"Asher always was mad ... now he seems madder than ever. What did he mean by saying he wished his two-year-olds had all broken their legs?"

Owen lingered on the kerb, inveighing against the stupidity of his set. He had thought of dining at the Turf Club, but after this irritating incident he felt that he dared not risk it; if anyone were to speak to him again of his two-year-olds, he felt he would not be able to control himself. Suddenly he thought of a friend. He must speak to someone.... He need mention no names. He put up his stick and stopped a hansom. A few minutes took him to Harding's rooms.

The unexpectedness of the visit, and the manner in which Owen strode about the room, trying to talk of the things that he generally talked about, while clearly thinking of something quite different, struck Harding as unusual, and a suspicion of the truth had just begun to dawn upon him, when, breaking off suddenly, Owen said—

"Swear you'll never speak of what I am going to say—and don't ask for names."

"I'll tell no one," said Harding, "and the name does not interest me."

"It's this: a woman whom I have known many years—a friendship that I thought would go on to the end of the chapter—told me to-day that it was all finished, that she never wanted to see me again."
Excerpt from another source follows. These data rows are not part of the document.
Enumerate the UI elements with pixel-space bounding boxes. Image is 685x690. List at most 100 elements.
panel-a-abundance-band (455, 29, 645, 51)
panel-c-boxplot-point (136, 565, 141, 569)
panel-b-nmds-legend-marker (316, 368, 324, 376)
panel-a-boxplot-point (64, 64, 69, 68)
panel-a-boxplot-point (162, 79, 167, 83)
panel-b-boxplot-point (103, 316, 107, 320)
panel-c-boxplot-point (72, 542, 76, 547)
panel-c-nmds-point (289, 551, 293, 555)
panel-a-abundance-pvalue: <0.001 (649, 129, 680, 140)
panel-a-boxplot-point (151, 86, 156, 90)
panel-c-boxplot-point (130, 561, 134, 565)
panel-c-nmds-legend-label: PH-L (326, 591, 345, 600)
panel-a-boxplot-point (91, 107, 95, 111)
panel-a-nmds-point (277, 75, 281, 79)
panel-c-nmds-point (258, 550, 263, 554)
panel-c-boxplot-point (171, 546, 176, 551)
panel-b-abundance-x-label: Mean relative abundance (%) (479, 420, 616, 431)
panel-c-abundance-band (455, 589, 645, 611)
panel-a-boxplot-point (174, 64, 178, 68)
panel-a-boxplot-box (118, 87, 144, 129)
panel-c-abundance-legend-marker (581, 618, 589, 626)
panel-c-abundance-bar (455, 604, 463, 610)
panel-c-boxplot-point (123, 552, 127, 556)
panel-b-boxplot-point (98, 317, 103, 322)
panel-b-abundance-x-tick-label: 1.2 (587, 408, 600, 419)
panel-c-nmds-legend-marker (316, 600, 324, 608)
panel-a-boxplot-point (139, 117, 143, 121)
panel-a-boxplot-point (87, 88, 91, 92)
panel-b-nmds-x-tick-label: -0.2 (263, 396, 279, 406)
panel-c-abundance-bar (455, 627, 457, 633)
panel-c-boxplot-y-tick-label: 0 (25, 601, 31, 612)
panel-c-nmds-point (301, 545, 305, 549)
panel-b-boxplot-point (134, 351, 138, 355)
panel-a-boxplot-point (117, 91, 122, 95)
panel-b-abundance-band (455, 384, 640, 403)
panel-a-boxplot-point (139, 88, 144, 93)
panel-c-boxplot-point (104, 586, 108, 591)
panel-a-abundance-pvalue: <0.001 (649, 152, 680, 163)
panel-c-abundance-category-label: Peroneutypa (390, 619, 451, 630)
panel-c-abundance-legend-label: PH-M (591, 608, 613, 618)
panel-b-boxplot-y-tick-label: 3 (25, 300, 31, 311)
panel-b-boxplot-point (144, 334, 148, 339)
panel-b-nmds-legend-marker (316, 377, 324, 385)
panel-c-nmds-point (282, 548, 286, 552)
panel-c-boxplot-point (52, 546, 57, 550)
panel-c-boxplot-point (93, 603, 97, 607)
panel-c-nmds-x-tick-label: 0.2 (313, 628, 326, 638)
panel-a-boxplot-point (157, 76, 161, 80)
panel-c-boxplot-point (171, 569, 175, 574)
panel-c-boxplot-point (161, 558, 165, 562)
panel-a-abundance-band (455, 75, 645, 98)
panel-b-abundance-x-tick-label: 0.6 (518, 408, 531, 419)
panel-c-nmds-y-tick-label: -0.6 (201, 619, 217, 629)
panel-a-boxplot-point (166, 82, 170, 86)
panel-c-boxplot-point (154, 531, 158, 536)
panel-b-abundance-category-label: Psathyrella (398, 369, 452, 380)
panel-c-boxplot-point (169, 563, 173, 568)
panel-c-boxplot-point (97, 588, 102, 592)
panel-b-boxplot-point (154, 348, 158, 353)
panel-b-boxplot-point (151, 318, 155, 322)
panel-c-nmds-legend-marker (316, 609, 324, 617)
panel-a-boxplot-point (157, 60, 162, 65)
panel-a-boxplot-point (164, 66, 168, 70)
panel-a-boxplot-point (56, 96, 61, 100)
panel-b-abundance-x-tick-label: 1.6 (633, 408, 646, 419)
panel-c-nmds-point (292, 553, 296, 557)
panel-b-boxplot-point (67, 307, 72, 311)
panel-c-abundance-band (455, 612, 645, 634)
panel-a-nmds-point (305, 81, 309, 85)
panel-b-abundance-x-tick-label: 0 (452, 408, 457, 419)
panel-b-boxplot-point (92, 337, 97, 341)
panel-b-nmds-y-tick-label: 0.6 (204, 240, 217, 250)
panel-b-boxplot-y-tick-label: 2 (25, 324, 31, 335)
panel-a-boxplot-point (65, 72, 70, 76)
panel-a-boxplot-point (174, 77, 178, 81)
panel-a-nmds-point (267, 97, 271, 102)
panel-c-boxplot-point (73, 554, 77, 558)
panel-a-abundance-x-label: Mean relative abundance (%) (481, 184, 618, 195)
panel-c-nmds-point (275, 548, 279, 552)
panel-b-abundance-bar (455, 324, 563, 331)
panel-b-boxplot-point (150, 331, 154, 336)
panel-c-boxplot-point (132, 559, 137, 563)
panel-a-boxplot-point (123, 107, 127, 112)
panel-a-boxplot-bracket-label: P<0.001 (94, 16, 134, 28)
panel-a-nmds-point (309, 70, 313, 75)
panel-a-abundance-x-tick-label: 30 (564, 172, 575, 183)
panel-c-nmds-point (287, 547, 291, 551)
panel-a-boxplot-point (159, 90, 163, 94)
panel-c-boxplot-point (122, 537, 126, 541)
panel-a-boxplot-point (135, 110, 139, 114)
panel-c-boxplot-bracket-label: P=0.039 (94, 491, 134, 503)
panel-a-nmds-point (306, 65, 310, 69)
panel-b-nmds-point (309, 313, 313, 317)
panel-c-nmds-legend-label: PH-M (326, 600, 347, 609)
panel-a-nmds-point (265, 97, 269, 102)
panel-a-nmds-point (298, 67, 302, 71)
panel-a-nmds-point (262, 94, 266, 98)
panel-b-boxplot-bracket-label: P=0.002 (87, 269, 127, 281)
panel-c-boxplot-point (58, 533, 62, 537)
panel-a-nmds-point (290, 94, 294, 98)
"A friendship! Were you her lover?"

"What does it matter? Suffice it to say that she was my dearest friend, and now I have lost her. She has been taken from me," he said, throwing his arms into the air. It was a superb gesture of despair, and Harding could not help smiling.

"So Evelyn has left him. I wonder for whom?" Then, with as much sympathy as he could call into his voice, he asked if the lady had given any reason for this sudden dismissal.

"Only that she thinks it wrong; we've been discussing it all the afternoon. It has made me quite ill;" and he dropped into a chair.